11 bb) Nach dem revisionsrechtlich maßgeblichen Sachverhalt hat der Beklagte zu 1 das Mandat überdies auch noch im Sinne von § 8 Abs. 2 PartGG bearbeitet, nachdem der frühere Beklagte zu 2 das Mandat von ihm übernommen hatte. Die Klägerin hat unter Beweisantritt behauptet, der Beklagte zu 1 habe das Mandat zunächst allein bearbeitet. Sodann sei der frühere Beklagte zu 2 für sie tätig geworden. Als sie, die Klägerin, insoweit Bedenken geäußert habe, habe der Beklagte zu 1 ihr versichert, er, der Beklagte zu 1, werde die Arbeit des früheren Beklagten zu 2 überwachen. Damit blieb er mit dem Fall befasst.

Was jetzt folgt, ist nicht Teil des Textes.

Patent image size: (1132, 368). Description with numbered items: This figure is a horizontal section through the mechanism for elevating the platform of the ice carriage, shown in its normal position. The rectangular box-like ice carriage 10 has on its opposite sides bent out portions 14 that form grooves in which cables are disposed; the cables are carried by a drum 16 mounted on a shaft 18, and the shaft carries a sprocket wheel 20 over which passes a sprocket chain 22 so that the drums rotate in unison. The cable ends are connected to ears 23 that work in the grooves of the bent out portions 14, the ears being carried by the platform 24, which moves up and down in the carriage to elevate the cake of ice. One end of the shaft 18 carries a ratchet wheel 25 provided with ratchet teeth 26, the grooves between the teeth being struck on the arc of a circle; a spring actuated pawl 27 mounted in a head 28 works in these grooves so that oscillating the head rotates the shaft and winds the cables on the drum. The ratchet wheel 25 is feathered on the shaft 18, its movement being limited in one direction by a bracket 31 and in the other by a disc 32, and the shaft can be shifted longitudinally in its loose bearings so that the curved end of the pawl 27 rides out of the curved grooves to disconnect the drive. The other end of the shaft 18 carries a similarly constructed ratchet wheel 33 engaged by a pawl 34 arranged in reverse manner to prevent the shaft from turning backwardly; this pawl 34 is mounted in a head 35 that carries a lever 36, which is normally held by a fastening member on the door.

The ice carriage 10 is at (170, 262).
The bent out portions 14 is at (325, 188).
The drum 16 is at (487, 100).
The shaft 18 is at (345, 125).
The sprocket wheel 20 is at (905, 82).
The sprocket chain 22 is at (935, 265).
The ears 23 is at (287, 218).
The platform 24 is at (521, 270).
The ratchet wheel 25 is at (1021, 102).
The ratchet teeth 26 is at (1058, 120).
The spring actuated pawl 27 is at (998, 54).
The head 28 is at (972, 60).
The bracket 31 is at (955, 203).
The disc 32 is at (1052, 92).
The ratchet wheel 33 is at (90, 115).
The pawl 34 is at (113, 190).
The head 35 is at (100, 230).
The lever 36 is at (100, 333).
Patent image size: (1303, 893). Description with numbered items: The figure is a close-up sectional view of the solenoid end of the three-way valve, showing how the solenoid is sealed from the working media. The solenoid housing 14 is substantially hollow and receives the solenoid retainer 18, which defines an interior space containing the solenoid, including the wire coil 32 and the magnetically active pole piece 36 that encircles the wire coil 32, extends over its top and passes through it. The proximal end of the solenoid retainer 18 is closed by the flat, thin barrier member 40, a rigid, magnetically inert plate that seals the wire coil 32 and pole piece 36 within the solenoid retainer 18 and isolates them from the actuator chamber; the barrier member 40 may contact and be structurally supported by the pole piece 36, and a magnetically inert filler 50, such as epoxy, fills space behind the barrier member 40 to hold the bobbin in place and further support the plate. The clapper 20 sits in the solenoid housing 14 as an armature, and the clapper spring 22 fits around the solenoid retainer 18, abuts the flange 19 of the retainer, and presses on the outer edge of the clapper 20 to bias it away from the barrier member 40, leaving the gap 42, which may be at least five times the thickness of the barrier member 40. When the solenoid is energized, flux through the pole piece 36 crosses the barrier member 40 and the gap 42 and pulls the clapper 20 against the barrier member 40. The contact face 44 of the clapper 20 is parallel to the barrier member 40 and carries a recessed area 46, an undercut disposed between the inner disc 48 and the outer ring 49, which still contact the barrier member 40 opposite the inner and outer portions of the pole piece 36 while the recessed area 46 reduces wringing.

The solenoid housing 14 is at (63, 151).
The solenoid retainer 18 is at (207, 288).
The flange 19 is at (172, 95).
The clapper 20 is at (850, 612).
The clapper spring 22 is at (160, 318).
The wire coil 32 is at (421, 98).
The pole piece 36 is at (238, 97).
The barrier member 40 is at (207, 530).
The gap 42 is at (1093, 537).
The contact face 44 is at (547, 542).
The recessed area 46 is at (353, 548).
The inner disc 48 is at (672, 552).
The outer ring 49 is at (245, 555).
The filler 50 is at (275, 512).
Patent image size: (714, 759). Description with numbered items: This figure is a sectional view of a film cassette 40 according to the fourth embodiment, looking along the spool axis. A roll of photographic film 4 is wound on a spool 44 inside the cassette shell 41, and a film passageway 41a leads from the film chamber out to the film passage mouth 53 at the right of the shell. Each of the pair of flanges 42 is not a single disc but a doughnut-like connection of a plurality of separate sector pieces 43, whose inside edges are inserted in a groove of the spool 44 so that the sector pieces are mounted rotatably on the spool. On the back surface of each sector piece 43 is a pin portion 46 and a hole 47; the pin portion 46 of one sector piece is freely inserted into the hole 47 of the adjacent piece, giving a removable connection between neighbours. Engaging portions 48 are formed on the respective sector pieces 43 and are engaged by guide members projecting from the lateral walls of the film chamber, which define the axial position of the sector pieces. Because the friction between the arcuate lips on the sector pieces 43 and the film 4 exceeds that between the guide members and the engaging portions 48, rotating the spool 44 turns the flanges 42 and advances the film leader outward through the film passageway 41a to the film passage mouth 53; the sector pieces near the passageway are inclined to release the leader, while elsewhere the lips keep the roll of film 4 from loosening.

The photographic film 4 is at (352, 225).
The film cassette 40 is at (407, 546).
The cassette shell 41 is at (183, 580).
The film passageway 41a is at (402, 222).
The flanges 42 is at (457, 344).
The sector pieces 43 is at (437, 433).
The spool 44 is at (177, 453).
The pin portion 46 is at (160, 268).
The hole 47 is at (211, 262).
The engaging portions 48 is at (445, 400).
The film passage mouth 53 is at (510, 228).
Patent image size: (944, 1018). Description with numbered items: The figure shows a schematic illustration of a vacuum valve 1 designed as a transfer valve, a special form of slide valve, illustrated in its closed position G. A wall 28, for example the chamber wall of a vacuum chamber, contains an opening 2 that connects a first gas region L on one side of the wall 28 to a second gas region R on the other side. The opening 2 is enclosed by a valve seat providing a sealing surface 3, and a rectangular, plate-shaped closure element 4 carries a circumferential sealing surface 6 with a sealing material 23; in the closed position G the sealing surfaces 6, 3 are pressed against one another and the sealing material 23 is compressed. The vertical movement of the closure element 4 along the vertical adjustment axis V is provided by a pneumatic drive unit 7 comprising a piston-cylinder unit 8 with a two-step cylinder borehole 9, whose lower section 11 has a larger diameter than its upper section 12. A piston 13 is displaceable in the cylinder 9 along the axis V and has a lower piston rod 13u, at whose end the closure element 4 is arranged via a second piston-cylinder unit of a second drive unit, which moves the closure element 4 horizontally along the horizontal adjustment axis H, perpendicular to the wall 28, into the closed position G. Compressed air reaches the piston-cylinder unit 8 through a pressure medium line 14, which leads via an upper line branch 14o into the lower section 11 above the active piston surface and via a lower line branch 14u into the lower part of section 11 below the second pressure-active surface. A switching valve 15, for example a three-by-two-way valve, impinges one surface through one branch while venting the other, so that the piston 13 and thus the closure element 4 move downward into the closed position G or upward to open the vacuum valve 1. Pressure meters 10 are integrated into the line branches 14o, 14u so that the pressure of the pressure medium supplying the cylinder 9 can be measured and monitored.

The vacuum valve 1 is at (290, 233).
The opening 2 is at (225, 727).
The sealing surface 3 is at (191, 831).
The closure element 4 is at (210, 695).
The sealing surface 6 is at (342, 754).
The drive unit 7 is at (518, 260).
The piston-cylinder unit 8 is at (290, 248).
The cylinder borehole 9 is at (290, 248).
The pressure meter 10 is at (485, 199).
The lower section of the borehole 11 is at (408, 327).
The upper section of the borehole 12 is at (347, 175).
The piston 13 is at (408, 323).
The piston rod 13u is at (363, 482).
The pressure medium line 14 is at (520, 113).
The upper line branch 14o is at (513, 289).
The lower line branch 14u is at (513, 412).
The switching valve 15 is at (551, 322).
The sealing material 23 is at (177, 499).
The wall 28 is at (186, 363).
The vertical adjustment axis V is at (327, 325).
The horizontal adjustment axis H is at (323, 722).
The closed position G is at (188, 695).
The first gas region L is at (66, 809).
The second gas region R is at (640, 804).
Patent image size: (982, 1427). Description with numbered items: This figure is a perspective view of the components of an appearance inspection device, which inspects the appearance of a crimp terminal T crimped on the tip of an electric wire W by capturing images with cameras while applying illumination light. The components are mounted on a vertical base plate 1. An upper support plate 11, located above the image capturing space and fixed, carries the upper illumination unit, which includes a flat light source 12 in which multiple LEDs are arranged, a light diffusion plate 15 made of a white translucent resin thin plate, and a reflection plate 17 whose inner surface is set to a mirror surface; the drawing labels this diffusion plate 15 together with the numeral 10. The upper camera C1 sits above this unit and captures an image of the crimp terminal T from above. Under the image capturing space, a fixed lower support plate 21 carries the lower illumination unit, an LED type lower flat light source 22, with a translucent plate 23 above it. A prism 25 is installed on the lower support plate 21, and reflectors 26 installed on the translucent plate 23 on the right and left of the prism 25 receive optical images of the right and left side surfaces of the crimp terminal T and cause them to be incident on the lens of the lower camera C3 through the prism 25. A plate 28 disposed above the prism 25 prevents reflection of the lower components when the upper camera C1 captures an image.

12 cc) Entgegen der in der mündlichen Verhandlung vor dem Senat geäußerten Ansicht des Beklagten zu 1 bietet der bisher festgestellte Sachverhalt keinen Grund für die Annahme, der von der Klägerin erteilte Auftrag sei mit dem Schreiben, in welchem der Beklagte zu 1 von der Erhebung einer Klage abriet, abgeschlossen und erledigt gewesen; die Klage sei aufgrund eines sodann neu erteilten und bei der Frage eines Haftungsausschlusses nach § 8 Abs. 2 PartGG gesondert zu prüfenden Auftrags erhoben worden. In den Entscheidungen der Vorinstanzen heißt es zwar, der Auftrag zur Erhebung der Klage sei "allein" dem früheren Beklagten zu 2 erteilt worden. Damit ist jedoch ersichtlich nicht gemeint, dass der frühere Beklagte zu 2 nicht für die Partnerschaftsgesellschaft, sondern in eigenem Namen tätig geworden sei. Im Übrigen gehen die Entscheidungen der Vorinstanzen davon aus, dass dem früheren Beklagten zu 2 die weitere Bearbeitung des der Partnerschaftsgesellschaft einmal erteilten Auftrags übertragen worden ist. Tatsachen, welche den Schluss auf einen im Rechtssinne beendeten (und abgerechneten) Auftrag, mit welchem der Beklagte zu 1 befasst war, und auf die Erteilung eines neuen Auftrags, den ausschließlich der Beklagte zu 2 bearbeitet hat, rechtfertigen, hat der für die tatsächlichen Voraussetzungen des § 8 Abs. 2 PartGG darlegungs- und beweispflichtige Beklagte zu 1 nicht vorgetragen. Er hat vielmehr stets darauf verwiesen, nicht in die "weitere Mandatsbearbeitung" eingebunden gewesen zu sein. Die Klägerin hat ausdrücklich erklärt, der Partnerschaftsgesellschaft nur einen Auftrag erteilt zu haben, der von Anfang an auch den Auftrag zur Erhebung einer Klage umfasst habe.
13 III. Die angefochtene Entscheidung kann daher, soweit sie Gegenstand des Revisionsverfahrens ist, keinen Bestand haben. Sie ist im Umfang der Anfechtung aufzuheben (§ 562 Abs. 1 ZPO). Da die Sache nicht zur Endentscheidung reif ist, ist sie zur neuen Verhandlung und Entscheidung, auch über die Kosten des Revisionsverfahrens, an das Berufungsgericht zurückzuverweisen (§ 563 Abs. 1 Satz 1 ZPO). Dieses wird sich nunmehr mit den tatsächlichen und rechtlichen Voraussetzungen des geltend gemachten Schadensersatzanspruchs befassen müssen.